It is becoming quite difficult for me to pass one week without learning a weird new fact about this weird little world of ours. Here's one for this week! My bike was literally breathing fire after a Friday night office party as the spark plug was not only sparking inside the engine but was showing as a cool blue flame outside the engine too. Though I felt that this looked really neat ala a bike modded with nitro for illegal street racing and felt an intense urge not to have it repaired, I finally came to a conclusion that putting my pants on fire on the way to work was not the ideal way to begin what would be a really tough day anyways. Besides, there were some other niggling issues which had been bugging my bike thanks to its 1.5 years of hibernation while I was away in the USA and which were begging to be fixed.

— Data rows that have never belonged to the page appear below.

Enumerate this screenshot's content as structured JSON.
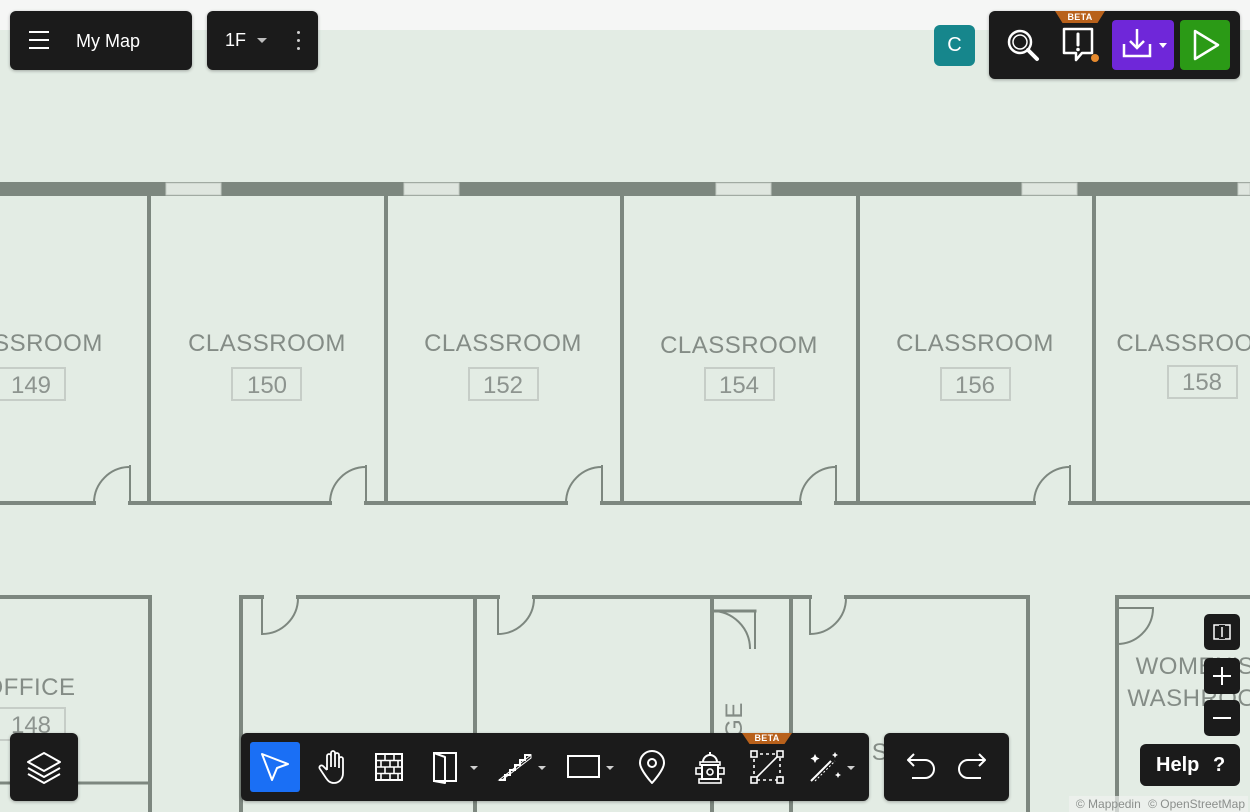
{
  "header": {
    "map_title": "My Map"
  },
  "floor": {
    "current": "1F"
  },
  "user": {
    "avatar_initial": "C"
  },
  "toolbar_top": {
    "buttons": [
      {
        "name": "search",
        "icon": "magnifier-icon"
      },
      {
        "name": "validation",
        "icon": "exclamation-bubble-icon",
        "badge": "BETA",
        "indicator_color": "#e68a2e"
      },
      {
        "name": "export",
        "icon": "download-tray-icon",
        "color": "#6f27d9"
      },
      {
        "name": "preview",
        "icon": "play-icon",
        "color": "#2b9a16"
      }
    ]
  },
  "map": {
    "rooms": [
      {
        "label": "SSROOM",
        "number": "149"
      },
      {
        "label": "CLASSROOM",
        "number": "150"
      },
      {
        "label": "CLASSROOM",
        "number": "152"
      },
      {
        "label": "CLASSROOM",
        "number": "154"
      },
      {
        "label": "CLASSROOM",
        "number": "156"
      },
      {
        "label": "CLASSROO",
        "number": "158"
      },
      {
        "label": "OFFICE",
        "number": "148"
      },
      {
        "label": "WOMEN'S",
        "number": ""
      },
      {
        "label": "WASHROO",
        "number": ""
      },
      {
        "label": "GE",
        "number": ""
      },
      {
        "label": "S",
        "number": ""
      }
    ],
    "colors": {
      "background": "#e3ece4",
      "walls": "#7d877f",
      "window": "#dfe6df"
    }
  },
  "tools": [
    {
      "name": "select",
      "icon": "cursor-arrow-icon",
      "active": true
    },
    {
      "name": "pan",
      "icon": "hand-icon"
    },
    {
      "name": "wall",
      "icon": "brick-wall-icon"
    },
    {
      "name": "door",
      "icon": "door-icon",
      "dropdown": true
    },
    {
      "name": "stairs",
      "icon": "stairs-icon",
      "dropdown": true
    },
    {
      "name": "rectangle",
      "icon": "rectangle-icon",
      "dropdown": true
    },
    {
      "name": "location",
      "icon": "map-pin-icon"
    },
    {
      "name": "fire-hydrant",
      "icon": "fire-hydrant-icon"
    },
    {
      "name": "polygon-select",
      "icon": "polygon-select-icon",
      "badge": "BETA"
    },
    {
      "name": "magic",
      "icon": "magic-wand-icon",
      "dropdown": true
    }
  ],
  "history": [
    {
      "name": "undo",
      "icon": "undo-icon"
    },
    {
      "name": "redo",
      "icon": "redo-icon"
    }
  ],
  "zoom": {
    "controls": [
      {
        "name": "fit",
        "icon": "fit-bounds-icon"
      },
      {
        "name": "in",
        "icon": "plus-icon"
      },
      {
        "name": "out",
        "icon": "minus-icon"
      }
    ]
  },
  "help": {
    "label": "Help",
    "icon_char": "?"
  },
  "attribution": {
    "mappedin": "© Mappedin",
    "osm": "© OpenStreetMap"
  }
}
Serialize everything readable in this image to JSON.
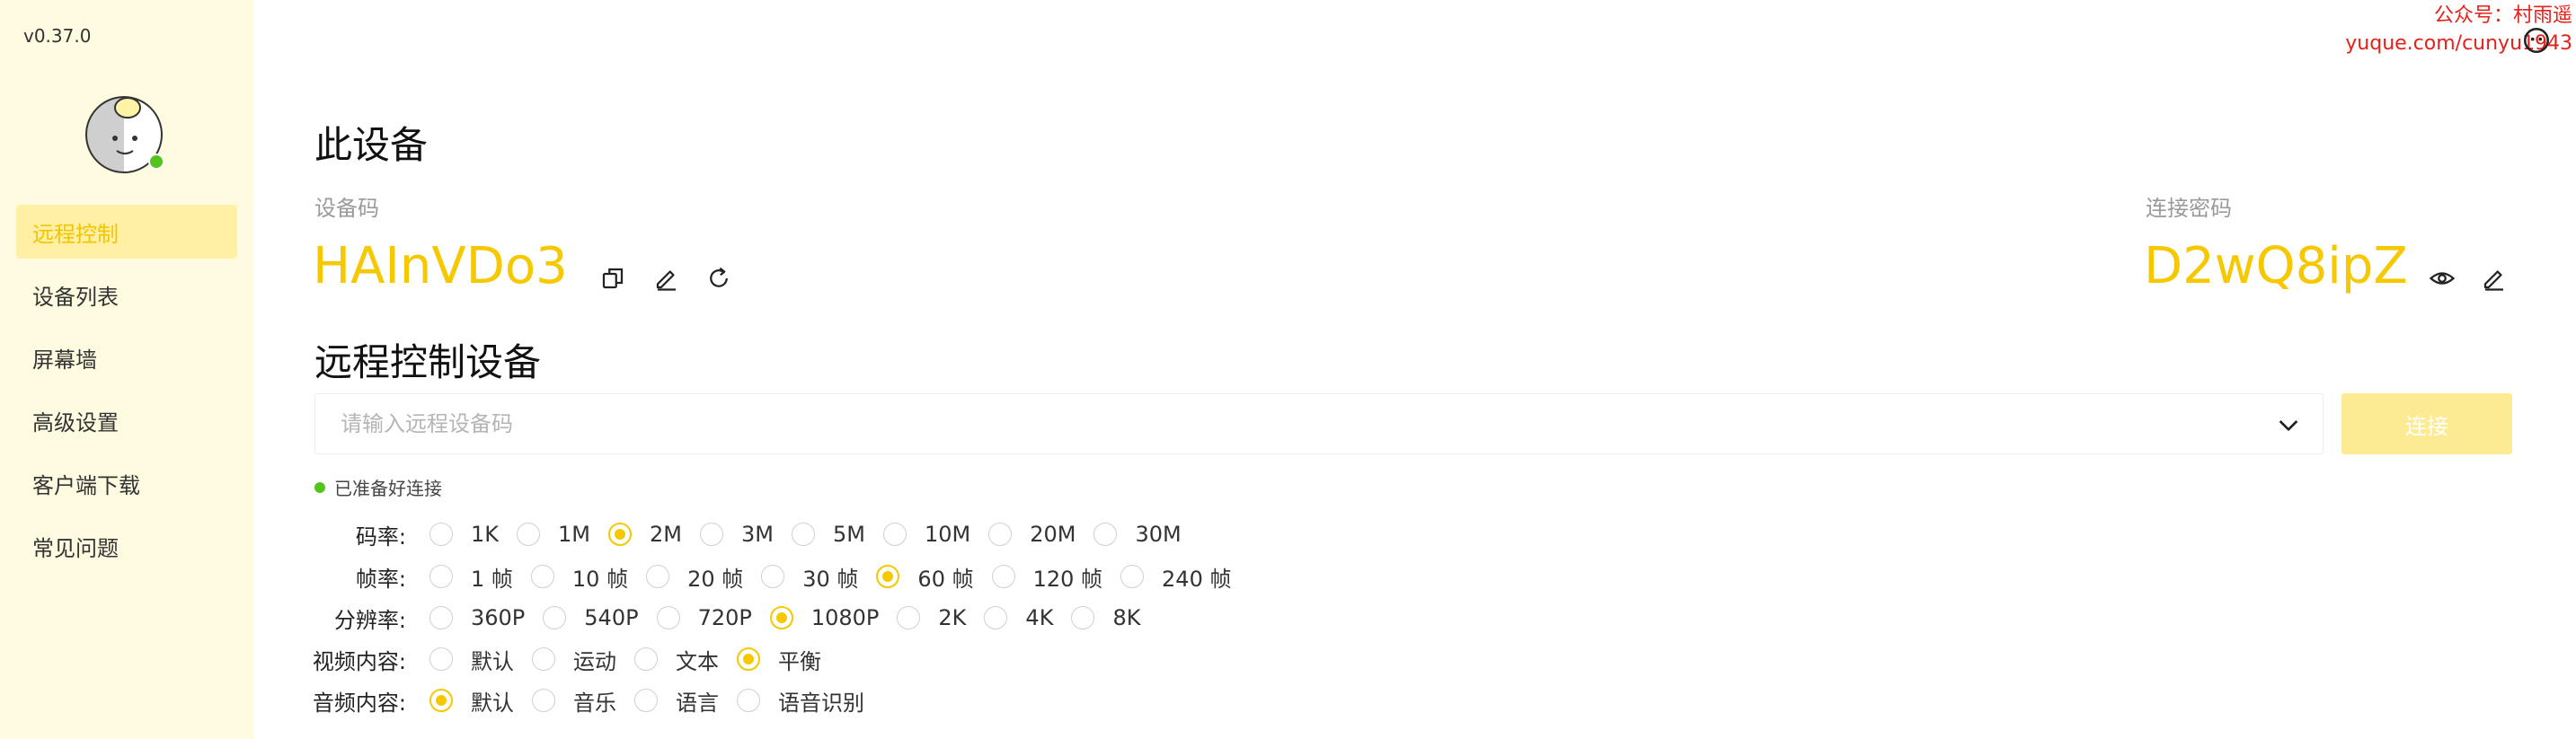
{
  "app": {
    "version": "v0.37.0"
  },
  "sidebar": {
    "items": [
      {
        "label": "远程控制",
        "active": true
      },
      {
        "label": "设备列表",
        "active": false
      },
      {
        "label": "屏幕墙",
        "active": false
      },
      {
        "label": "高级设置",
        "active": false
      },
      {
        "label": "客户端下载",
        "active": false
      },
      {
        "label": "常见问题",
        "active": false
      }
    ]
  },
  "device": {
    "title": "此设备",
    "code_label": "设备码",
    "code": "HAInVDo3",
    "password_label": "连接密码",
    "password": "D2wQ8ipZ"
  },
  "remote": {
    "title": "远程控制设备",
    "input_placeholder": "请输入远程设备码",
    "input_value": "",
    "connect_label": "连接",
    "status": "已准备好连接"
  },
  "options": {
    "bitrate": {
      "label": "码率:",
      "values": [
        "1K",
        "1M",
        "2M",
        "3M",
        "5M",
        "10M",
        "20M",
        "30M"
      ],
      "selected": "2M"
    },
    "framerate": {
      "label": "帧率:",
      "values": [
        "1 帧",
        "10 帧",
        "20 帧",
        "30 帧",
        "60 帧",
        "120 帧",
        "240 帧"
      ],
      "selected": "60 帧"
    },
    "resolution": {
      "label": "分辨率:",
      "values": [
        "360P",
        "540P",
        "720P",
        "1080P",
        "2K",
        "4K",
        "8K"
      ],
      "selected": "1080P"
    },
    "video_content": {
      "label": "视频内容:",
      "values": [
        "默认",
        "运动",
        "文本",
        "平衡"
      ],
      "selected": "平衡"
    },
    "audio_content": {
      "label": "音频内容:",
      "values": [
        "默认",
        "音乐",
        "语言",
        "语音识别"
      ],
      "selected": "默认"
    }
  },
  "watermark": {
    "line1": "公众号：村雨遥",
    "line2": "yuque.com/cunyu1943"
  },
  "colors": {
    "accent": "#f5c800",
    "sidebar_bg": "#fffbe0",
    "active_item_bg": "#fff0a3",
    "status_ok": "#52c41a",
    "watermark": "#e8201a"
  },
  "icons": [
    "copy-icon",
    "edit-icon",
    "refresh-icon",
    "eye-icon",
    "chevron-down-icon",
    "avatar-mascot"
  ]
}
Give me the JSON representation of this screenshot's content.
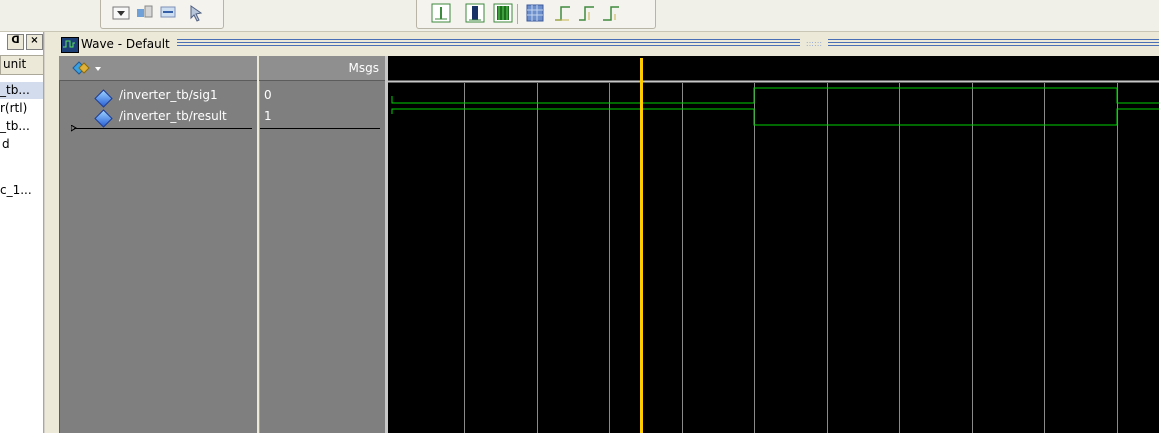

So I handed my bike to the nearest Bajaj service centre on Saturday morning who proceeded to strip my dear Pulsar down to the very basics to my extreme concern, but thankfully managed to put it together and in the same order that they had taken it apart! Now the problems were fixed and I on my bike was back to ripping the roads & being shattered to bits by the occasional sneaky pothole. Then today as I got onto my bike and was feeling around for the fuel valve, I accidentally pulled out a pipe which seemed like it had a purpose in life before I accidentally yanked it open. Infuriated with myself at this unintended dismantling of my bike, I took to my local mechanic as the Bajaj service centres are closed on Sundays.
The guy takes just one look and says something like "Don't worry. This is a pipe which drains water out of the fuel tank if any seeps in there. Not required to fixed at all. Let it hang loose! Drive away without a fear." I was dumbfounded. When my bike went in for repairs, I kidded about it having an open heart surgery. Appears that I wasn't too far off the mark. This pipe, this unnecessary piece of rubber hosing that just chills out within my bike without being of any use is somewhat like what the appendix is to the human body. A vestigial organ from our herbivorous ancestors, the appendix kind of lies around in the intestine without helping anyone and occasionally bursting to cause some unlucky folks really extreme pain. I just found out that it is not God alone who play games with his creations adding a tube here, removing a chunk of flesh there! So do motorcycle design engineers and other like minded human beings! What next? I can't imagine. Do I find out one day that my bike did not start one morning because it was out partying with its buddies for way too long the previous night?